Samstag, 3. Oktober 2009

Der Star-Chauffeur


In fast jedem Transportbetrieb gibt es ihn. Manchmal sogar in mehrfacher Ausführung: Den Star-Chauffeur. Und obschon er diese Ansicht ganz und gar nicht teilt, ist er für die restlichen Kollegen DER absolute Gräuel. Doch woran erkennen wir die Diva unter den Truckern?

Rein äusserlich gibt es nur wenige und ungenaue Merkmale eines Star-Chauffeurs. Man könnte zum Beispiel den Seehund-Schnauz nennen. Allerdings ist dies ein recht ungenaues Indiz, denn nicht jeder Star-Chauffeur trägt eine Gesichtsbehaarung und in der Praxis trifft man gelegentlich auch mal auf einen äusserst angenehmen Seehund-Schnauz-Träger. Ein etwas sichereres Merkmal sind die Zoggeli an den Füssen. Etliche Star-Chauffeure bestehen auf diese Fussbekleidung, obschon sie (die Zoggeli) einen sowohl ästhetisch als auch sicherheitstechnisch das nackte Grausen lehren. Um die Star-Chauffeure auch im Winter zu befriedigen, haben findige Hersteller nun gar ein Modell mit Fellbezug auf den Markt geworfen.

Im Betrieb ist der Star-Chauffeur eigentlich ein recht angenehmer Zeitgenosse, denn er spricht Sie kaum je an. Wieso auch, er kennt Sie ja fast nicht, die einzige Gemeinsamkeit ist der Arbeitgeber! Beim Kreuzen wird sich der Star-Chauffeur auch kaum zu einem Gruss erniedrigen, insbesondere wenn Ihr Truck kleiner oder weniger Customized ist als seiner!
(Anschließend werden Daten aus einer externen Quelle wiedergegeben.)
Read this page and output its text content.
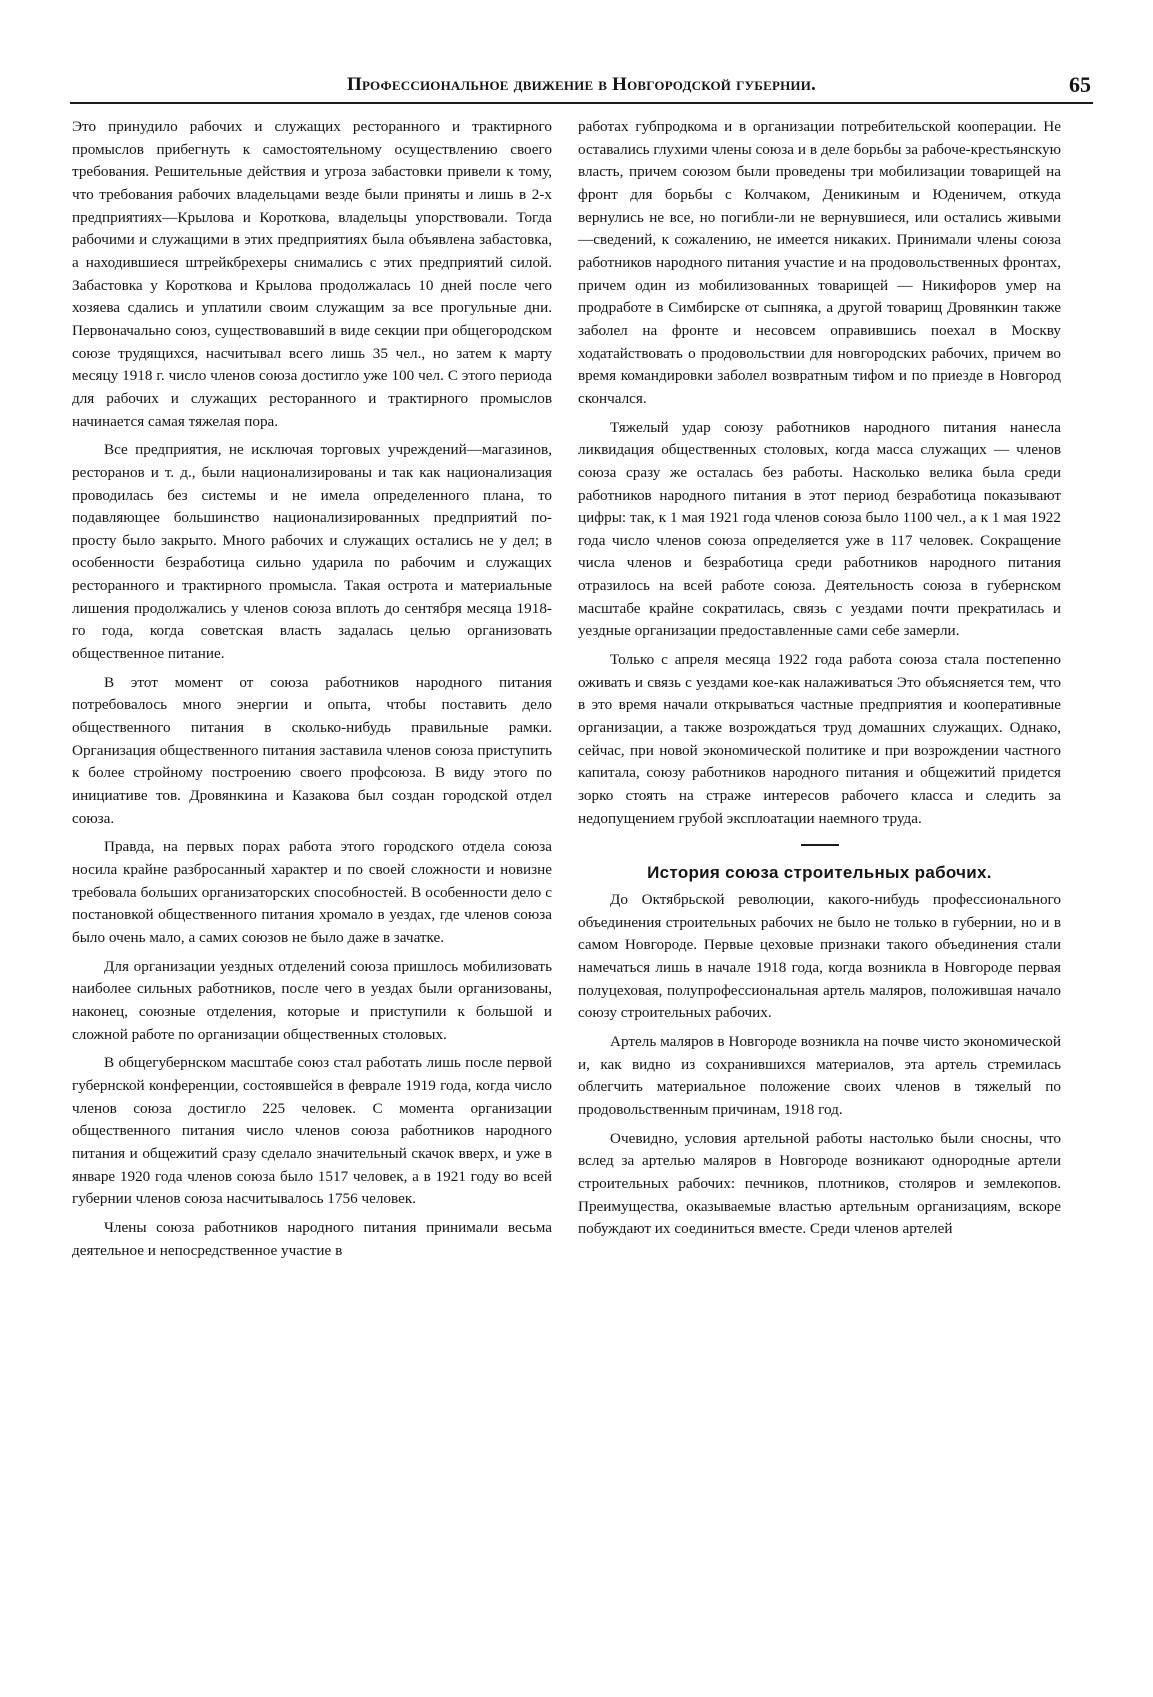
Профессиональное движение в Новгородской губернии.	65

Это принудило рабочих и служащих ресторанного и трактирного промыслов прибегнуть к самостоятельному осуществлению своего требования. Решительные действия и угроза забастовки привели к тому, что требования рабочих владельцами везде были приняты и лишь в 2-х предприятиях—Крылова и Короткова, владельцы упорствовали. Тогда рабочими и служащими в этих предприятиях была объявлена забастовка, а находившиеся штрейкбрехеры снимались с этих предприятий силой. Забастовка у Короткова и Крылова продолжалась 10 дней после чего хозяева сдались и уплатили своим служащим за все прогульные дни. Первоначально союз, существовавший в виде секции при общегородском союзе трудящихся, насчитывал всего лишь 35 чел., но затем к марту месяцу 1918 г. число членов союза достигло уже 100 чел. С этого периода для рабочих и служащих ресторанного и трактирного промыслов начинается самая тяжелая пора.

Все предприятия, не исключая торговых учреждений—магазинов, ресторанов и т. д., были национализированы и так как национализация проводилась без системы и не имела определенного плана, то подавляющее большинство национализированных предприятий по-просту было закрыто. Много рабочих и служащих остались не у дел; в особенности безработица сильно ударила по рабочим и служащих ресторанного и трактирного промысла. Такая острота и материальные лишения продолжались у членов союза вплоть до сентября месяца 1918-го года, когда советская власть задалась целью организовать общественное питание.

В этот момент от союза работников народного питания потребовалось много энергии и опыта, чтобы поставить дело общественного питания в сколько-нибудь правильные рамки. Организация общественного питания заставила членов союза приступить к более стройному построению своего профсоюза. В виду этого по инициативе тов. Дровянкина и Казакова был создан городской отдел союза.

Правда, на первых порах работа этого городского отдела союза носила крайне разбросанный характер и по своей сложности и новизне требовала больших организаторских способностей. В особенности дело с постановкой общественного питания хромало в уездах, где членов союза было очень мало, а самих союзов не было даже в зачатке.

Для организации уездных отделений союза пришлось мобилизовать наиболее сильных работников, после чего в уездах были организованы, наконец, союзные отделения, которые и приступили к большой и сложной работе по организации общественных столовых.

В общегубернском масштабе союз стал работать лишь после первой губернской конференции, состоявшейся в феврале 1919 года, когда число членов союза достигло 225 человек. С момента организации общественного питания число членов союза работников народного питания и общежитий сразу сделало значительный скачок вверх, и уже в январе 1920 года членов союза было 1517 человек, а в 1921 году во всей губернии членов союза насчитывалось 1756 человек.

Члены союза работников народного питания принимали весьма деятельное и непосредственное участие в

работах губпродкома и в организации потребительской кооперации. Не оставались глухими члены союза и в деле борьбы за рабоче-крестьянскую власть, причем союзом были проведены три мобилизации товарищей на фронт для борьбы с Колчаком, Деникиным и Юденичем, откуда вернулись не все, но погибли-ли не вернувшиеся, или остались живыми—сведений, к сожалению, не имеется никаких. Принимали члены союза работников народного питания участие и на продовольственных фронтах, причем один из мобилизованных товарищей — Никифоров умер на продработе в Симбирске от сыпняка, а другой товарищ Дровянкин также заболел на фронте и несовсем оправившись поехал в Москву ходатайствовать о продовольствии для новгородских рабочих, причем во время командировки заболел возвратным тифом и по приезде в Новгород скончался.

Тяжелый удар союзу работников народного питания нанесла ликвидация общественных столовых, когда масса служащих — членов союза сразу же осталась без работы. Насколько велика была среди работников народного питания в этот период безработица показывают цифры: так, к 1 мая 1921 года членов союза было 1100 чел., а к 1 мая 1922 года число членов союза определяется уже в 117 человек. Сокращение числа членов и безработица среди работников народного питания отразилось на всей работе союза. Деятельность союза в губернском масштабе крайне сократилась, связь с уездами почти прекратилась и уездные организации предоставленные сами себе замерли.

Только с апреля месяца 1922 года работа союза стала постепенно оживать и связь с уездами кое-как налаживаться Это объясняется тем, что в это время начали открываться частные предприятия и кооперативные организации, а также возрождаться труд домашних служащих. Однако, сейчас, при новой экономической политике и при возрождении частного капитала, союзу работников народного питания и общежитий придется зорко стоять на страже интересов рабочего класса и следить за недопущением грубой эксплоатации наемного труда.

История союза строительных рабочих.

До Октябрьской революции, какого-нибудь профессионального объединения строительных рабочих не было не только в губернии, но и в самом Новгороде. Первые цеховые признаки такого объединения стали намечаться лишь в начале 1918 года, когда возникла в Новгороде первая полуцеховая, полупрофессиональная артель маляров, положившая начало союзу строительных рабочих.

Артель маляров в Новгороде возникла на почве чисто экономической и, как видно из сохранившихся материалов, эта артель стремилась облегчить материальное положение своих членов в тяжелый по продовольственным причинам, 1918 год.

Очевидно, условия артельной работы настолько были сносны, что вслед за артелью маляров в Новгороде возникают однородные артели строительных рабочих: печников, плотников, столяров и землекопов. Преимущества, оказываемые властью артельным организациям, вскоре побуждают их соединиться вместе. Среди членов артелей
Was natürlich keineswegs bedeutet, dass der Star-Chauffeur Sie ignoriert! Nein, ganz im Gegenteil! Im Klandestinen wird jeder Ihrer Handgriffe penibel überwacht und Ihr Truck wird jeden Abend diskret aber gründlich nach neuen Kratzern oder Beulen untersucht. Der Star-Chauffeur braucht das, um seinen Diva-Status gegenüber sich selbst und seinen Kollegen zu bestätigen! Denn ER macht schliesslich weder Kratzer noch Beulen in seinen Truck, sondern kommt extra sogar Samstags in den Betrieb, um die Chromfelgen, welche er notabene aus dem eigenen Sack bezahlt hat, zu polieren. Oder er nimmt den Truck übers Wochenende gleich mit nach Hause, um stets in seiner Nähe zu sein. Und vielleicht auch um den Nachbarn zu zeigen, dass er ein Star-Chauffeur ist.
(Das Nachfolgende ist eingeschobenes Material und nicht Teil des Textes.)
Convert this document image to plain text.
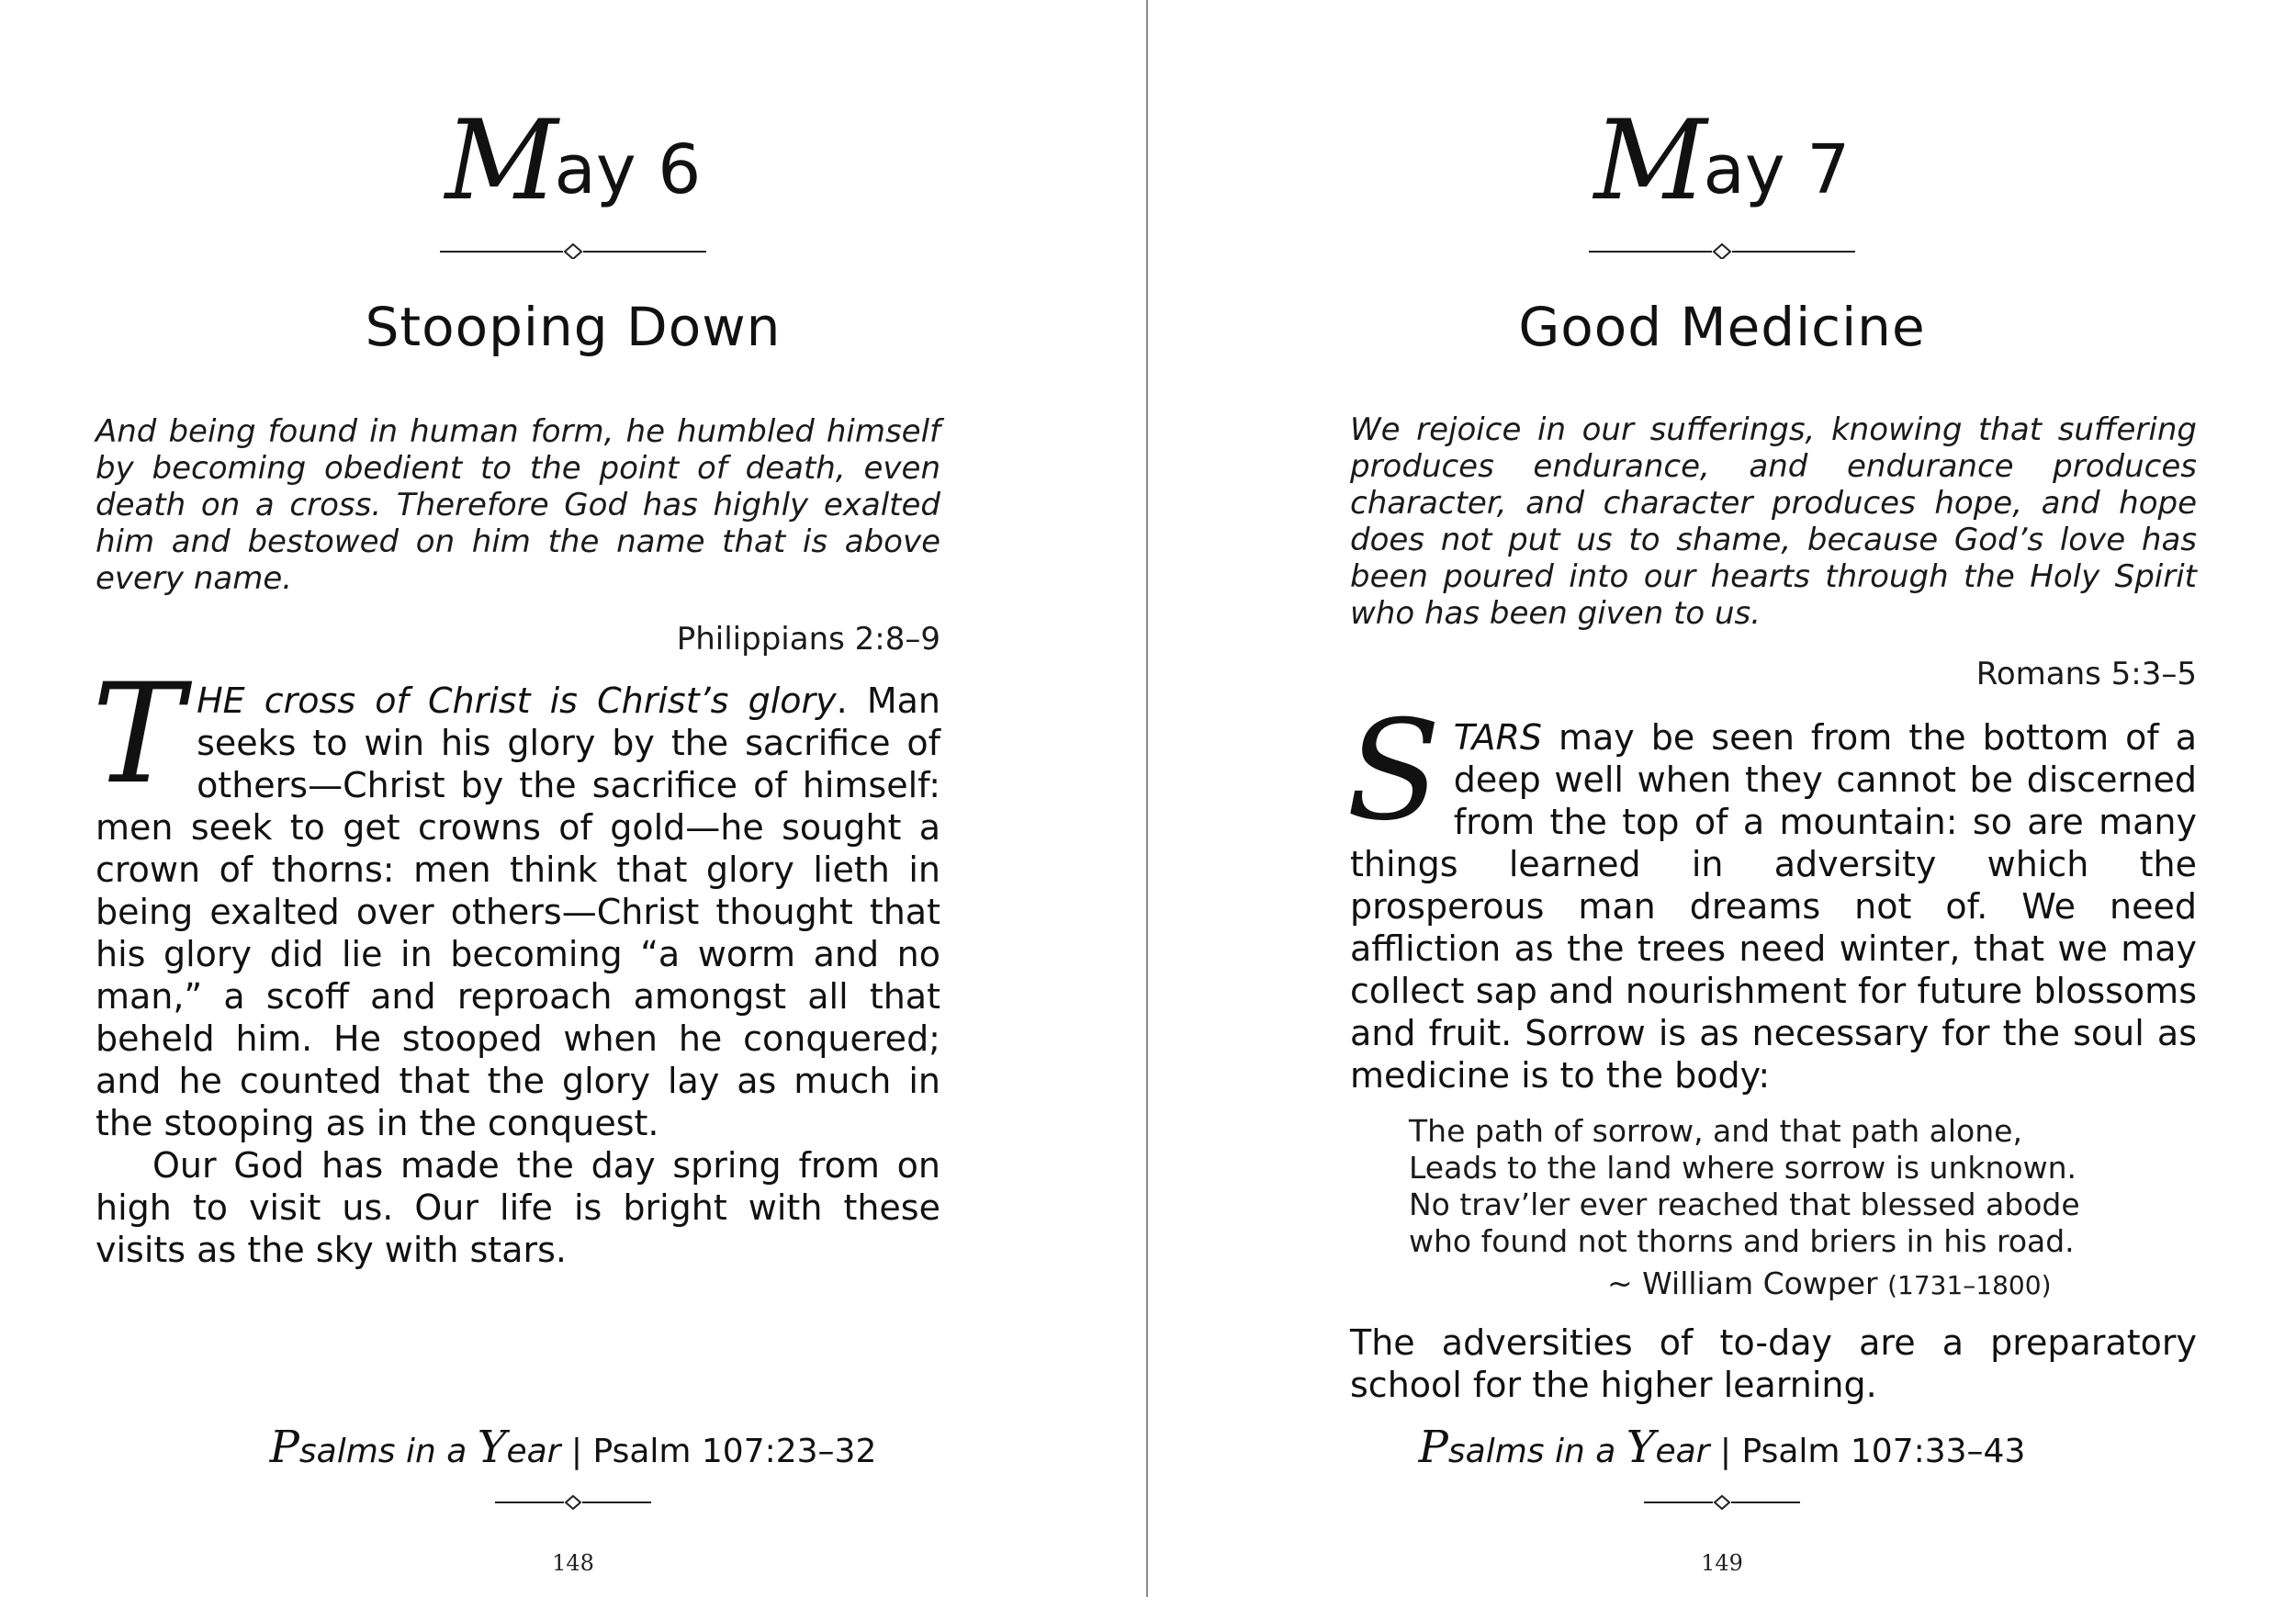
May 6
Stooping Down

And being found in human form, he humbled himself by becoming obedient to the point of death, even death on a cross. Therefore God has highly exalted him and bestowed on him the name that is above every name.

Philippians 2:8–9

THE cross of Christ is Christ’s glory. Man seeks to win his glory by the sacrifice of others—Christ by the sacrifice of himself: men seek to get crowns of gold—he sought a crown of thorns: men think that glory lieth in being exalted over others—Christ thought that his glory did lie in becoming “a worm and no man,” a scoff and reproach amongst all that beheld him. He stooped when he conquered; and he counted that the glory lay as much in the stooping as in the conquest.

Our God has made the day spring from on high to visit us. Our life is bright with these visits as the sky with stars.

Psalms in a Year | Psalm 107:23–32
148
May 7
Good Medicine

We rejoice in our sufferings, knowing that suffering produces endurance, and endurance produces character, and character produces hope, and hope does not put us to shame, because God’s love has been poured into our hearts through the Holy Spirit who has been given to us.

Romans 5:3–5

STARS may be seen from the bottom of a deep well when they cannot be discerned from the top of a mountain: so are many things learned in adversity which the prosperous man dreams not of. We need affliction as the trees need winter, that we may collect sap and nourishment for future blossoms and fruit. Sorrow is as necessary for the soul as medicine is to the body:

The path of sorrow, and that path alone,
Leads to the land where sorrow is unknown.
No trav’ler ever reached that blessed abode
who found not thorns and briers in his road.
~ William Cowper (1731–1800)

The adversities of to-day are a preparatory school for the higher learning.

Psalms in a Year | Psalm 107:33–43
149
Hin und wieder treten Star-Chauffeure in Gruppen auf, etwa an den Stammtischen berühmter Trucker-Kneipen oder an Festivals. Dann sind sie allerdings nicht mehr so humorlos und ruhig, sondern übertrumpfen sich mit Geschichten und Erlebnissen. Das Thema? Natürlich Trucking! Hin und wieder werden dann auch Patzer zum Besten gegeben, allerdings nie eigene, sondern stets solche von (nicht anwesenden) Kollegen. Das sind natürlich alles Trottel, die nichts können ausser - siehe oben - Kratzer und Beulen in den Truck zu machen und sowieso ist es ja schade, ausgerechnet dem einen solchen Truck zu geben und überhaupt! Und jeder in der illustren Runde kann noch besser rückwärts fahren und hat noch mehr erlebt und hat die Polizei noch cleverer ausgetrickst und versteht noch mehr vom Gewerbe und ist der noch grössere Platzhirsch.
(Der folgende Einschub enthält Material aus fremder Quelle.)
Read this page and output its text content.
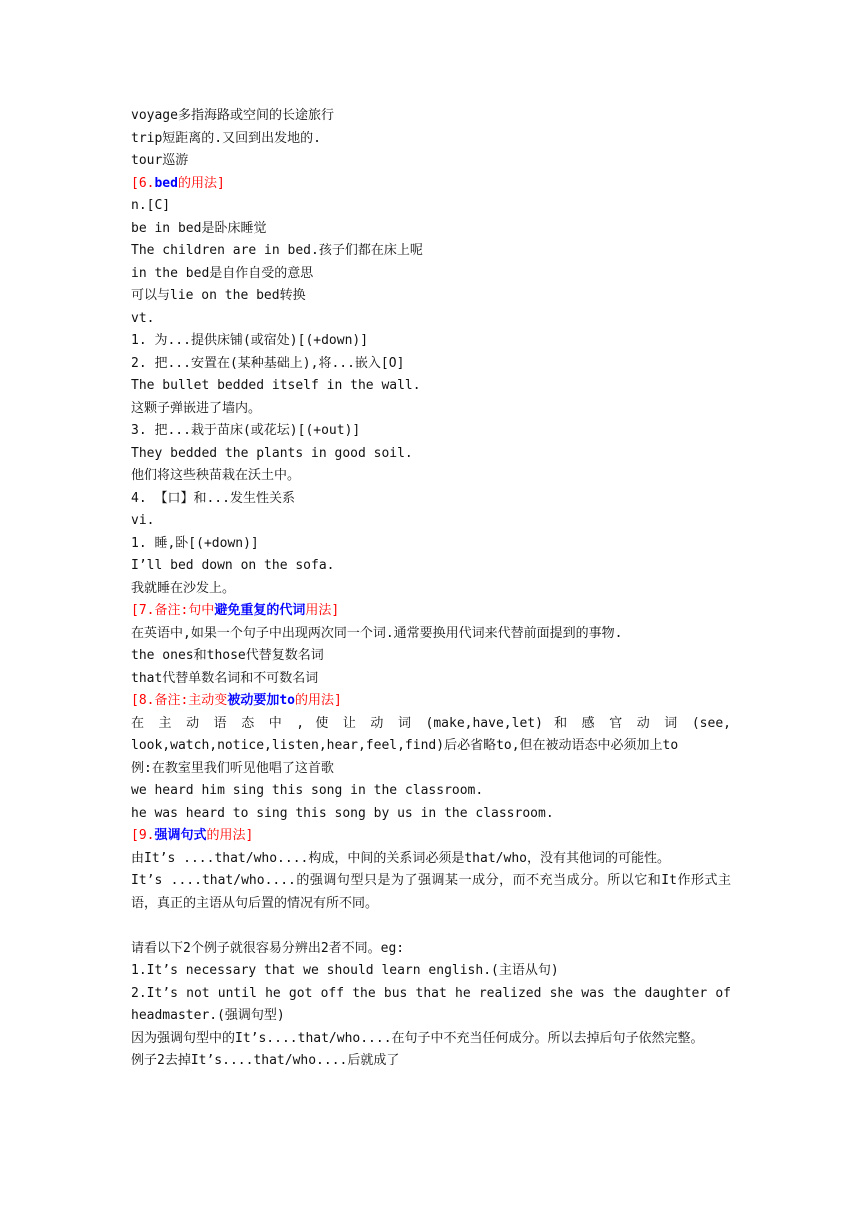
voyage多指海路或空间的长途旅行
trip短距离的.又回到出发地的.
tour巡游
[6.bed的用法]
n.[C]
be in bed是卧床睡觉
The children are in bed.孩子们都在床上呢
in the bed是自作自受的意思
可以与lie on the bed转换
vt.
1. 为...提供床铺(或宿处)[(+down)]
2. 把...安置在(某种基础上),将...嵌入[O]
The bullet bedded itself in the wall.
这颗子弹嵌进了墙内。
3. 把...栽于苗床(或花坛)[(+out)]
They bedded the plants in good soil.
他们将这些秧苗栽在沃土中。
4. 【口】和...发生性关系
vi.
1. 睡,卧[(+down)]
I’ll bed down on the sofa.
我就睡在沙发上。
[7.备注:句中避免重复的代词用法]
在英语中,如果一个句子中出现两次同一个词.通常要换用代词来代替前面提到的事物.
the ones和those代替复数名词
that代替单数名词和不可数名词
[8.备注:主动变被动要加to的用法]
在 主 动 语 态 中 , 使 让 动 词 (make,have,let) 和 感 官 动 词 (see, look,watch,notice,listen,hear,feel,find)后必省略to,但在被动语态中必须加上to
例:在教室里我们听见他唱了这首歌
we heard him sing this song in the classroom.
he was heard to sing this song by us in the classroom.
[9.强调句式的用法]
由It’s ....that/who....构成，中间的关系词必须是that/who，没有其他词的可能性。
It’s ....that/who....的强调句型只是为了强调某一成分，而不充当成分。所以它和It作形式主语，真正的主语从句后置的情况有所不同。
请看以下2个例子就很容易分辨出2者不同。eg:
1.It’s necessary that we should learn english.(主语从句)
2.It’s not until he got off the bus that he realized she was the daughter of headmaster.(强调句型)
因为强调句型中的It’s....that/who....在句子中不充当任何成分。所以去掉后句子依然完整。
例子2去掉It’s....that/who....后就成了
In den inzwischen obligatorischen Weiterbildungskursen für Trucker findet sich auch hin und wieder ein Star-Chauffeur. Sie outen sich im Gremium auf zwei verschiedene Arten: Entweder lassen sie den Kurs schweigend und stoisch über sich ergehen, da sie ja ohnehin schon alles können und den Kurs im Gegensatz zu allen anderen gar nicht nötig hätten. Oder sie versuchen ebendies zu beweisen, indem sie sich mit dummen Fragen, halbwitzigen Zwischenbemerkungen oder Zündeleien gegen den Dozenten profilieren.

Wie gesagt, die beschriebene Spezies existiert tatsächlich und ist keineswegs vom Aussterben bedroht. Obschon zumindest wir Mavericks unter den Truckern einen grossen Bogen um die Star-Chauffeure machen oder uns zumindest hinter vorgehaltener Hand den Ranzen über die Diven volllachen.